# L'Oreal Healthy Look and/or wash-out colors



## Meisje (May 19, 2010)

Has anyone here tried the L'Oreal Healthy Look hair dye? I bought it in 8.5 Blonde (formerly White Chocolate, I believe). My hair is a medium to dark blonde with some grown-out highlights.

I would also be interested in hearing your experiences with wash-out colors (non-permanent dye... Like Color Pulse). I'm feeling like experimenting, but I have thin, fine hair that's gotten quite long and I don't want to destroy it.

I'll post back when I use it.


----------



## xsnowwhite (May 20, 2010)

ive used clairol natural instincts several times and was actually impressed. I used the dark brown shades and black once which was the only one i didnt like


----------



## Meisje (May 21, 2010)

So I just used it --- it's very subtle, and not super-noticeable. But I have had several sets of highlights and lowlights, and my hair was really patchy and uneven before I used this, and I have to say the Healthy Look blended it down so that it looks a lot more polished.

I'm not sure how it works, since it's a wash-out color with no ammonia and therefore unable to lift my color. But it definitely got rid of the patchiness.

It also improved the condition of my hair --- it seems a lot stronger now.
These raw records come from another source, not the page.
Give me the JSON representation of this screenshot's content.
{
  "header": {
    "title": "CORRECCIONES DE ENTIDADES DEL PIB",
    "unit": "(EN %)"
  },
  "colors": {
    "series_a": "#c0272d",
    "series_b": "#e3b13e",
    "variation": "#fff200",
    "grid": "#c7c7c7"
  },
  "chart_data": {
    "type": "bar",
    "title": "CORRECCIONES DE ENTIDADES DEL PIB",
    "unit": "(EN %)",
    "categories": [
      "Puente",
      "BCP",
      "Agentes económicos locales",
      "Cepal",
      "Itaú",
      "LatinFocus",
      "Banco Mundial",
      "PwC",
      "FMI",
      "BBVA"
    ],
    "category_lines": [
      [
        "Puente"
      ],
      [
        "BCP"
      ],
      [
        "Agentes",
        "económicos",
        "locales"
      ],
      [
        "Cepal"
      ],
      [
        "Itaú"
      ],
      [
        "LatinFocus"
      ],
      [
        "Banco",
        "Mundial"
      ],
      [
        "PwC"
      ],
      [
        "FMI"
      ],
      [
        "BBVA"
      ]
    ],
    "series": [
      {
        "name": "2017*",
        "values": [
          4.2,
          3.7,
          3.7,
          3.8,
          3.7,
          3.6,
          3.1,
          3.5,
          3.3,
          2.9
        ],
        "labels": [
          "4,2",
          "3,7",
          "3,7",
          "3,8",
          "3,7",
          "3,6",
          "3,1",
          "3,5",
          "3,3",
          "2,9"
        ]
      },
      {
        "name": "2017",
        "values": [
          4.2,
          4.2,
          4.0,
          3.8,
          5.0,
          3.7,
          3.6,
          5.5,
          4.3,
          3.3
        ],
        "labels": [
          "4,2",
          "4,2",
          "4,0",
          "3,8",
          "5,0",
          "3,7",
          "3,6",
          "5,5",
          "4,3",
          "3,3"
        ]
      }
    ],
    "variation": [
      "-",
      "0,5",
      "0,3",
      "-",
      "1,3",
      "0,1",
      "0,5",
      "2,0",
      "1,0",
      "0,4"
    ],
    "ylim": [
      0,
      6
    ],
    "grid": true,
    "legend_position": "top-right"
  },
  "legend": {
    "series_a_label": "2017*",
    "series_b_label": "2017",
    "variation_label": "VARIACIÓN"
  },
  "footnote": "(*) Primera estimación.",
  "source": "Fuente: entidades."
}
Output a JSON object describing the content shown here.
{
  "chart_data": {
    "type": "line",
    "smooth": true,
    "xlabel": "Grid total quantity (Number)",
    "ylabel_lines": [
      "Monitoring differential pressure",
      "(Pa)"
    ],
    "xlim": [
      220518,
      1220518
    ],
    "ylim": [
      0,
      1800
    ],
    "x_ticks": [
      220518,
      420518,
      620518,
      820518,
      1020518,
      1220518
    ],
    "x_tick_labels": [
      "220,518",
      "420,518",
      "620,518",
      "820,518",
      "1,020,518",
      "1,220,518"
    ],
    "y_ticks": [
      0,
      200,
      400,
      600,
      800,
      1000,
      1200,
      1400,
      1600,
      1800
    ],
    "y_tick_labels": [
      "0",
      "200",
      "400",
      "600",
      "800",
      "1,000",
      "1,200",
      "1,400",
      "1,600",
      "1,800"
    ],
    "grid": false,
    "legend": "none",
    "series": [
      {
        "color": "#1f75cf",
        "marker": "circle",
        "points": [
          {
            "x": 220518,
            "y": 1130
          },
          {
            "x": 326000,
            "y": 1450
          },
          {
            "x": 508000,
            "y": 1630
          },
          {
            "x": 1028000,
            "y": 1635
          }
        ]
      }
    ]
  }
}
I was trying to search down some Color Pulse, but it seems as though it's been discontinued.


----------



## BEA2LS (Jun 3, 2010)

i have used similar products to even out my color before and it does work, plus my hair did feel stronger.


----------



## ruthless (Jun 5, 2010)

Every time I colour my hair it improves the feel of it as long as I'm not lightening it.  

I was also intrigued by the "healthy look" but it has too few shades of dark brown-I don't want soft black, I want deepest dark brown and their version of dark brown well, isn't dark enough.

I use a "demi"permanent from Sally's since I'm just covering grey really and my hair is in pretty good shape considering below my ears is essentially bleach damage. As long as I don't try to get fancy and change the colour my hair should continue to look good.


----------



## GLAMORandGORE (Jun 12, 2010)

i've never used it, however i strongly would recommend not using box dyes. they include metals that never come out of your hair, which can lead to large problems later down the line when you want to change it.

i used a wash out color once, but i don't think it was very good (it was also back in middle school >__<) because it hardly stayed in at all.


----------



## Meisje (Jun 13, 2010)

Even though I have old highlights (grown down several inches from the root), the Healthy Look really only stayed in my hair for one wash.

I still think it improved the condition of my hair. I'm planning on getting a half-inch trim, so that should help as well.


----------